4.3 Strengths and Limitations

4.3.1 Strengths

Whilst a number of systematic reviews have been identified that assess economic studies for schizophrenia, most of them focused on the cost effectiveness of antipsychotics and ignored other non-pharmacological interventions [1, 85,86,87]. Before our study, there was only one review (Németh et al. [88]) that included all model-based economic evaluations for schizophrenia regardless of which intervention was assessed. However, Németh et al. only searched one electronic database (MEDLINE); in addition, it focused on the methods used by published models such as utility mapping algorithms, without reporting conclusions of the identified models. To our knowledge, our study presents the first systematic review that summarises the cost-effectiveness evidence reported by existing model-based economic analyses that covers the entire schizophrenia care pathway, including any intervention for the prevention, detection, diagnosis, treatment and follow-up of schizophrenia. The information reported by this systematic review can be used to help researchers, commissioners or other stakeholders to rapidly locate relevant economic evidence that they are interested in, critically appraise existing model-based economic analyses, and make resource allocation decisions based on current model-based economic analyses. Recommendations for future research can be used to fill the evidence gap and improve the applicability and quality of future models for schizophrenia.

4.3.2 Limitations

This review is subject to two main limitations. Firstly, this review only included model-based economic evaluations. Economic evaluations based on other analytic frameworks, such as clinical trials, cohort studies and database studies, which represent a significant proportion of economic evidence, were excluded from this review.
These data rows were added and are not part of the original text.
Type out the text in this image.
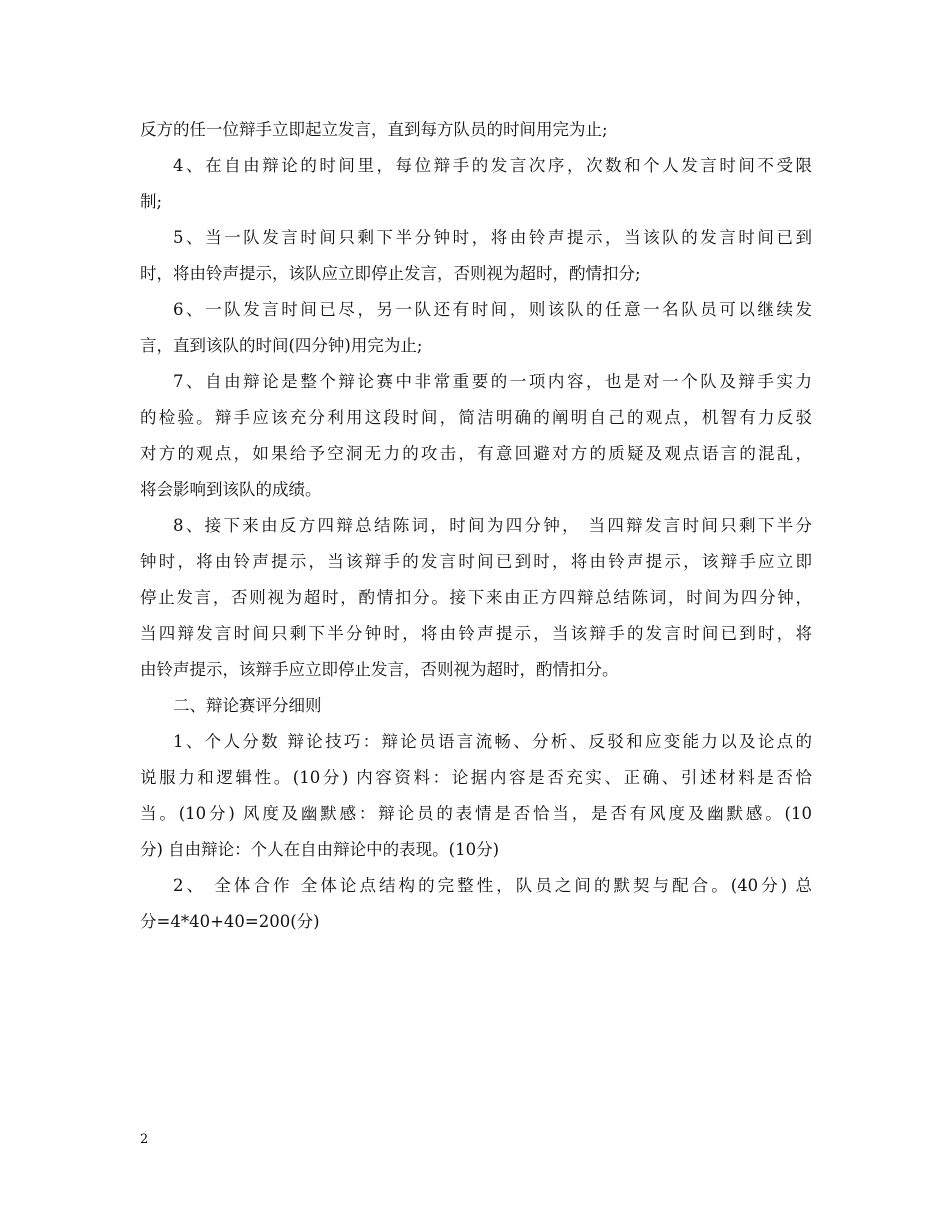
反方的任一位辩手立即起立发言，直到每方队员的时间用完为止;
4、在自由辩论的时间里，每位辩手的发言次序，次数和个人发言时间不受限
制;
5、当一队发言时间只剩下半分钟时，将由铃声提示，当该队的发言时间已到
时，将由铃声提示，该队应立即停止发言，否则视为超时，酌情扣分;
6、一队发言时间已尽，另一队还有时间，则该队的任意一名队员可以继续发
言，直到该队的时间(四分钟)用完为止;
7、自由辩论是整个辩论赛中非常重要的一项内容，也是对一个队及辩手实力
的检验。辩手应该充分利用这段时间，简洁明确的阐明自己的观点，机智有力反驳
对方的观点，如果给予空洞无力的攻击，有意回避对方的质疑及观点语言的混乱，
将会影响到该队的成绩。
8、接下来由反方四辩总结陈词，时间为四分钟， 当四辩发言时间只剩下半分
钟时，将由铃声提示，当该辩手的发言时间已到时，将由铃声提示，该辩手应立即
停止发言，否则视为超时，酌情扣分。接下来由正方四辩总结陈词，时间为四分钟，
当四辩发言时间只剩下半分钟时，将由铃声提示，当该辩手的发言时间已到时，将
由铃声提示，该辩手应立即停止发言，否则视为超时，酌情扣分。
二、辩论赛评分细则
1、个人分数 辩论技巧：辩论员语言流畅、分析、反驳和应变能力以及论点的
说服力和逻辑性。(10分) 内容资料：论据内容是否充实、正确、引述材料是否恰
当。(10分) 风度及幽默感：辩论员的表情是否恰当，是否有风度及幽默感。(10
分) 自由辩论：个人在自由辩论中的表现。(10分)
2、 全体合作 全体论点结构的完整性，队员之间的默契与配合。(40分) 总
分=4*40+40=200(分)
2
Economic analyses undertaken alongside clinical trials without extrapolation or the use of external evidence can also be a useful source of economic evidence; however, they do not always provide a sufficient basis for decision making. For example, a single trial might not compare all the available options, provide evidence on all relevant inputs, or be conducted over a long enough period of time to capture differences in important economic or clinical outcomes. Therefore, a review of model-based economic evaluations was considered to be most relevant for decision makers who are interested in resource allocation decisions across the entire schizophrenia pathway. Secondly, this review only included models published after 2005. This is because studies published before that time were deemed to have limited relevance to current practice due to the rapidly changing nature of treatments, health services and methods of economic evaluation.

5 Conclusion

This review highlights a lack of models for non-pharmacological interventions for schizophrenia, and limitations of existing models, including low quality and inconsistency in conclusions. A consistent basis for the model structure, use of evidence and assumptions in health economic models is required in order to improve the consistency and quality of future health economic models for the economic evaluation of interventions for schizophrenia. This consistency could be applied using ‘generic’ models, which might include a de novo WDM.